Why do so many people fail in their efforts to learn and adopt Pose Running Technique? A lot of people start learning Pose, but most do not succeed. Why? Based on my experience, here are my opinions on this question.
Lack of Commitment
Like many activities, many people will start to explore Pose Running Technique, but other priorities in their lives will take precedence. They simply do not have the necessary combination of time, motivation and energy needed to learn Pose.

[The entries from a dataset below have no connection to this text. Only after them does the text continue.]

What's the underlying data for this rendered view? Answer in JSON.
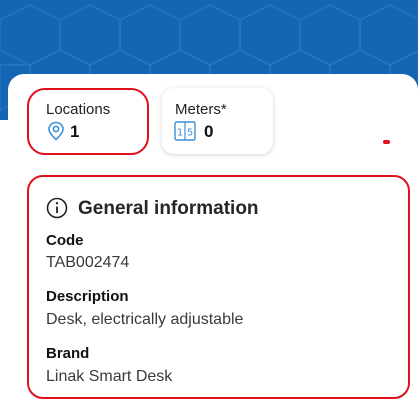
{
  "colors": {
    "header_blue": "#1565b5",
    "highlight_red": "#e0101c",
    "icon_blue": "#3b8fd6"
  },
  "summary": {
    "locations": {
      "label": "Locations",
      "value": "1",
      "icon": "location-pin-icon"
    },
    "meters": {
      "label": "Meters*",
      "value": "0",
      "icon": "meter-counter-icon",
      "icon_digits": [
        "1",
        "5"
      ]
    }
  },
  "general_info": {
    "title": "General information",
    "icon": "info-circle-icon",
    "fields": [
      {
        "label": "Code",
        "value": "TAB002474"
      },
      {
        "label": "Description",
        "value": "Desk, electrically adjustable"
      },
      {
        "label": "Brand",
        "value": "Linak Smart Desk"
      }
    ]
  }
}
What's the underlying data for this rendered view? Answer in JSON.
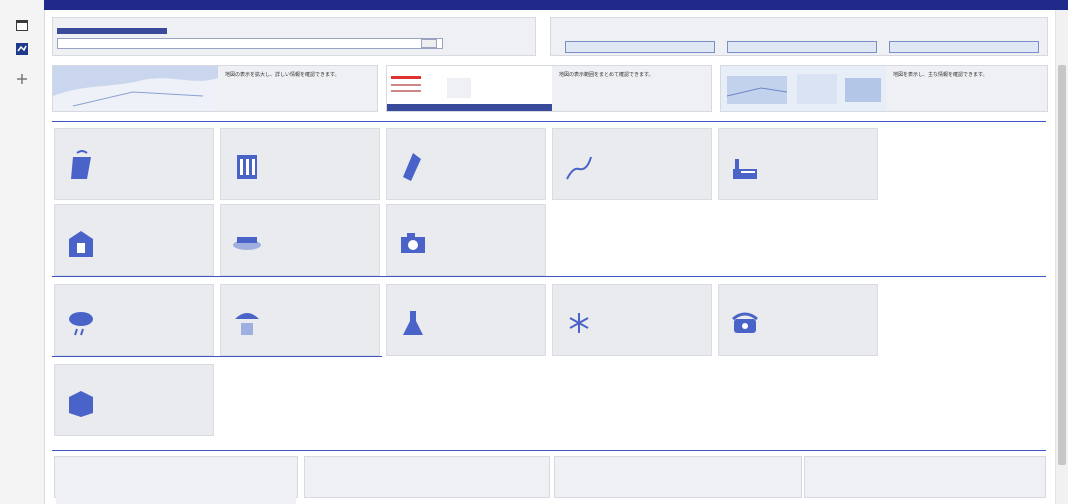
{
  "colors": {
    "accent": "#3f55c5",
    "topbar": "#1f2a8a",
    "icon": "#4a63c8"
  },
  "topbar": {
    "title": "",
    "right_text": ""
  },
  "sidebar": {
    "items": [
      {
        "icon": "calendar-icon"
      },
      {
        "icon": "map-icon"
      },
      {
        "icon": "plus-icon"
      }
    ]
  },
  "search": {
    "label": "",
    "value": "",
    "button": ""
  },
  "filter": {
    "label": "",
    "sublabel": "",
    "buttons": [
      "",
      "",
      ""
    ]
  },
  "map_cards": [
    {
      "desc": "地図の表示を拡大し、詳しい情報を確認できます。"
    },
    {
      "desc": "地図の表示範囲をまとめて確認できます。"
    },
    {
      "desc": "地図を表示し、主な情報を確認できます。"
    }
  ],
  "sections": [
    {
      "title": "",
      "cards": [
        {
          "tag": "",
          "desc": "",
          "icon": "plastic-bag-icon"
        },
        {
          "tag": "",
          "desc": "",
          "icon": "cup-icon"
        },
        {
          "tag": "",
          "desc": "",
          "icon": "bottle-icon"
        },
        {
          "tag": "",
          "desc": "",
          "icon": "wind-icon"
        },
        {
          "tag": "",
          "desc": "",
          "icon": "factory-icon"
        }
      ]
    },
    {
      "title": "",
      "cards": [
        {
          "tag": "",
          "desc": "",
          "icon": "building-icon"
        },
        {
          "tag": "",
          "desc": "",
          "icon": "dish-icon"
        },
        {
          "tag": "",
          "desc": "",
          "icon": "camera-icon"
        }
      ]
    },
    {
      "title": "",
      "cards": [
        {
          "tag": "",
          "desc": "",
          "icon": "cloud-icon"
        },
        {
          "tag": "",
          "desc": "",
          "icon": "umbrella-icon"
        },
        {
          "tag": "",
          "desc": "",
          "icon": "flask-icon"
        },
        {
          "tag": "",
          "desc": "",
          "icon": "snowflake-icon"
        },
        {
          "tag": "",
          "desc": "",
          "icon": "phone-icon"
        }
      ]
    },
    {
      "title": "",
      "cards": [
        {
          "tag": "",
          "desc": "",
          "icon": "box-icon"
        }
      ]
    }
  ],
  "links": {
    "title": "",
    "items": [
      {
        "title": "",
        "desc": ""
      },
      {
        "title": "",
        "desc": ""
      },
      {
        "title": "",
        "desc": ""
      },
      {
        "title": "",
        "desc": ""
      }
    ]
  },
  "footer": {
    "text": ""
  }
}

Most people greatly underestimate how difficult it will be to change their running technique. I have consistently worked with people who show up for a lesson fully expecting to master Pose Running Technique within an hour, and plan on using their newly mastered skill for the 15K run they have planned the next day. When I explain to them that, for the majority of people, learning Pose is not a one day process, I can see the disappointment in their faces. Usually the next question is, “Well, how long does it take?” The honest answer to that question is that it takes as long as it takes. Everyone is different. Some people will pick it up quickly, but most people will not. It will also depend heavily on one’s level of commitment and willingness to do the required training.
I do see a fair number of people who are willing to do whatever it takes to improve their technique with the exception of reducing their mileage. Unfortunately, the process of changing running technique requires you to learn how to use your body differently, and because you are using your body differently, you will need to allow for a period of adjustment to build up muscles and tendons that were not used as much with your previous technique.
If you refuse to reduce your mileage there are two likely scenarios. The first is that if you maintain your new technique without temporarily reducing the mileage and intensity of your training, then you will very likely get injured. The second scenario is that you will begin to compromise your technique to avoid injury, and fail to make the transition.
I regularly get contacted by people who are several weeks or months into training for a Marathon, and as an after -thought they also want to learn better running technique as part of their preparation. Unfortunately, this is the worst time to work on technique, because, as I mentioned above, heavy training and learning Pose Running Technique are not compatible goals. When I tell these people, that they will probably have to make a choice between continuing to train for their Marathon, and learning Pose, most people choose to continue training for their race.
Lack of Access to Pose Coaches
The unfortunate reality is that there are very few certified Pose coaches available. It is also another unfortunate reality that the quality of certified Pose coaches varies greatly. If you don’t have access to a Pose coach, then your only option is to try coach yourself. I have seen a few people do this with some success, but most people who try do not succeed. If you choose to go this route, you have your work cut out for you.
This may be controversial, but in my opinion, here in America (where I live and grew up), I believe that there is a cultural distain for “doing things by the numbers”. It seems as if everyone wants to skip the beginning steps, and jump directly into advanced training. This expectation of becoming an “instant expert” ultimately results in people becoming lifelong beginners who think that they much better than they actually are. This tendency may not be unique to Americans, but when I’ve had the opportunity to work with people from other countries, in general, they seem to be much more willing to accept that learning a new skill is a process that takes time and effort, and that there are no shortcuts.
If you are planning to learn Pose Running Technique, remember these things:
It will probably take a while to master the technique. As with any new skill, some people will pick it up quickly, but most people will not.
Leaning a new skill is a process, do not expect find a shortcut to mastering it. Running is a skill, and learning to run with good technique is no different than learning any other skill.
As with any new skill, you will have to think about what you are doing while you are learning it. Eventually it will become second nature, but initially it will require you to focus on what you are doing.
You will have to allow for a period of adjustment that will require a reduction in both the volume and intensity of your training. You will be using your body differently, and if you do not allow your body time to adapt, then you risk failure, injury, and probably both.
There are no shortcuts, no tricks, and no secrets to learning Pose. For most people, it will take time, practice, focus, and self-discipline.